Wednesday, August 31, 2022

Quiet Quitting?

What's "quiet quitting?"

It's a new way of dissociating oneself from one's job without actually resigning from it.  Quiet quitters are employees who do no more than the basic duties of their work and do not go the extra mile to distinguish themselves with their work.  A more extreme version of this is exemplified by the comic stip chracter Wally in "Dilbert;" Wally doesn't just not go beyond the basic duties of his job, he doesn't even do the basic duties.
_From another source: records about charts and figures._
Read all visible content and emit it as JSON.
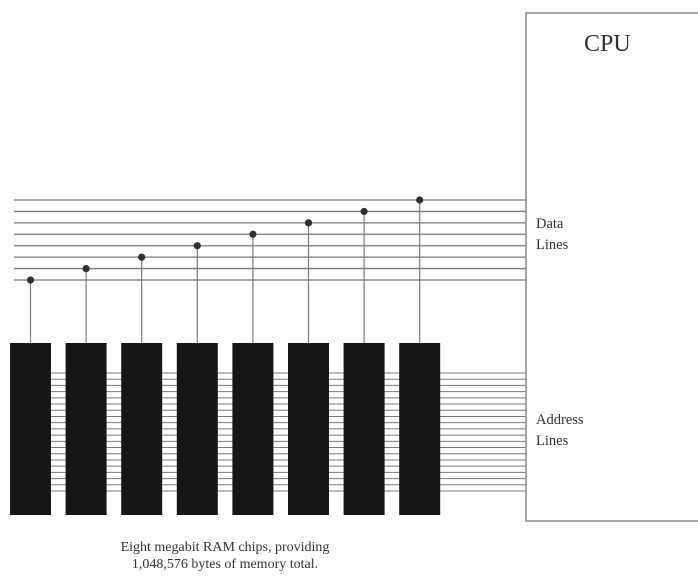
{
  "cpu": {
    "label": "CPU"
  },
  "data_bus": {
    "label_line1": "Data",
    "label_line2": "Lines"
  },
  "address_bus": {
    "label_line1": "Address",
    "label_line2": "Lines"
  },
  "ram_chips": {
    "count": 8
  },
  "caption": {
    "line1": "Eight megabit RAM chips, providing",
    "line2": "1,048,576 bytes of memory total."
  },
  "colors": {
    "line": "#7a7a7a",
    "chip": "#161616",
    "dot": "#303030",
    "cpu_border": "#8a8a8a",
    "text": "#333333"
  }
}
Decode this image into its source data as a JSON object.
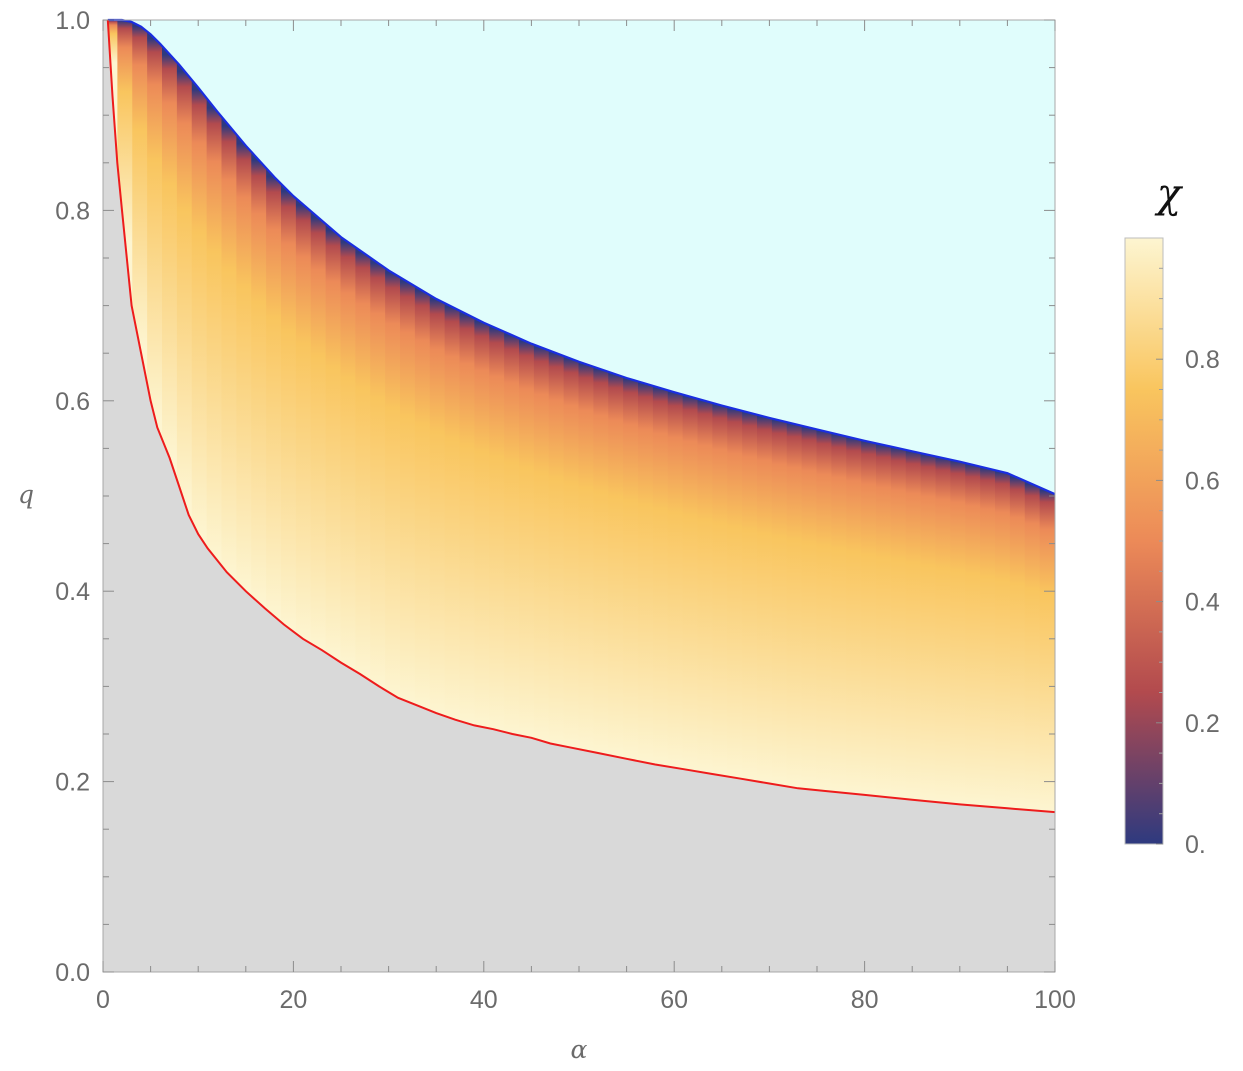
{
  "chart_data": {
    "type": "heatmap",
    "title": "",
    "xlabel": "α",
    "ylabel": "q",
    "xlim": [
      0,
      100
    ],
    "ylim": [
      0,
      1
    ],
    "x_ticks": [
      0,
      20,
      40,
      60,
      80,
      100
    ],
    "x_tick_labels": [
      "0",
      "20",
      "40",
      "60",
      "80",
      "100"
    ],
    "y_ticks": [
      0,
      0.2,
      0.4,
      0.6,
      0.8,
      1.0
    ],
    "y_tick_labels": [
      "0.0",
      "0.2",
      "0.4",
      "0.6",
      "0.8",
      "1.0"
    ],
    "colorbar": {
      "title": "χ",
      "range": [
        0,
        1
      ],
      "ticks": [
        0,
        0.2,
        0.4,
        0.6,
        0.8
      ],
      "tick_labels": [
        "0.",
        "0.2",
        "0.4",
        "0.6",
        "0.8"
      ],
      "colors": [
        "#2e3a7f",
        "#b24a4e",
        "#ec8a58",
        "#f9c55e",
        "#fdf5d1"
      ]
    },
    "regions": {
      "above_upper_boundary_color": "#e0fdfc",
      "below_lower_boundary_color": "#d9d9d9"
    },
    "series": [
      {
        "role": "upper boundary",
        "color": "#1a2ee0",
        "x": [
          0.5,
          1,
          2,
          3,
          4,
          5,
          6,
          8,
          10,
          12,
          15,
          18,
          20,
          25,
          30,
          35,
          40,
          45,
          50,
          55,
          60,
          65,
          70,
          75,
          80,
          85,
          90,
          95,
          100
        ],
        "y": [
          1.0,
          1.0,
          1.0,
          0.998,
          0.993,
          0.985,
          0.975,
          0.953,
          0.929,
          0.904,
          0.868,
          0.835,
          0.815,
          0.772,
          0.737,
          0.707,
          0.682,
          0.66,
          0.641,
          0.624,
          0.609,
          0.595,
          0.582,
          0.57,
          0.558,
          0.547,
          0.536,
          0.524,
          0.502
        ]
      },
      {
        "role": "lower boundary",
        "color": "#ee1c1c",
        "x": [
          0.5,
          1,
          1.5,
          2,
          3,
          4,
          5,
          5.7,
          7,
          8,
          9,
          10,
          11,
          13,
          15,
          17,
          19,
          21,
          23,
          25,
          27,
          29,
          31,
          33,
          35,
          37,
          39,
          41,
          43,
          45,
          47,
          49,
          52,
          55,
          58,
          61,
          64,
          67,
          70,
          73,
          76,
          80,
          85,
          90,
          95,
          100
        ],
        "y": [
          1.0,
          0.92,
          0.85,
          0.8,
          0.7,
          0.65,
          0.6,
          0.572,
          0.54,
          0.51,
          0.48,
          0.46,
          0.445,
          0.42,
          0.4,
          0.382,
          0.365,
          0.35,
          0.338,
          0.325,
          0.313,
          0.3,
          0.288,
          0.28,
          0.272,
          0.265,
          0.259,
          0.255,
          0.25,
          0.246,
          0.24,
          0.236,
          0.23,
          0.224,
          0.218,
          0.213,
          0.208,
          0.203,
          0.198,
          0.193,
          0.19,
          0.186,
          0.181,
          0.176,
          0.172,
          0.168
        ]
      }
    ]
  }
}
I've had jobs where I didn't do any more of me that was expected, but since they were lousy jobs, I eventually got laid off so they didn't have to pay me a raise. But as a reporter, I've had to go the extra mile on my job because extra detail can liven up a story.  For example, I wrote a story about a conversion of a bank building in the town I report on, and the building is on a block that once had several banks, and the building frontages show it with their formal and classical façades.  One such building, which now houses a film society headquarters, was the scene of an inside-job robbery in the early 1990s when it was still a bank.  And I included that information in my article. It made the article more vivid and connected the present day to the town's history.   
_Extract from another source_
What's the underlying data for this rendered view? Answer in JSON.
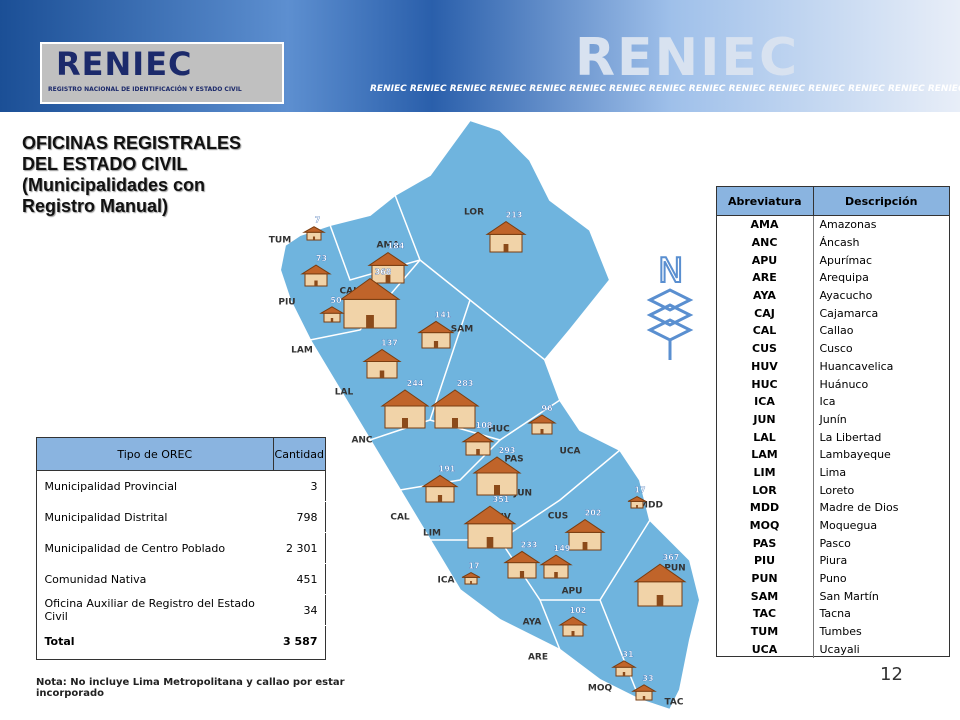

When I quit something, of course, I  quit completely.  I quit making plans for foreign travel because I didn't see a time in the immediate future when I go abroad, I quit all forms of political activism because I felt that it wouldn't help and never had helped, and I quit another job reviewing books because I got bored with it and no longer needed the money.  I also quit commenting on the Rock and Roll Hall of Fame because I got tired of having to deal with its dubious inductions.  And I came right out and said it all here. 

And I wasn't exactly quiet about it.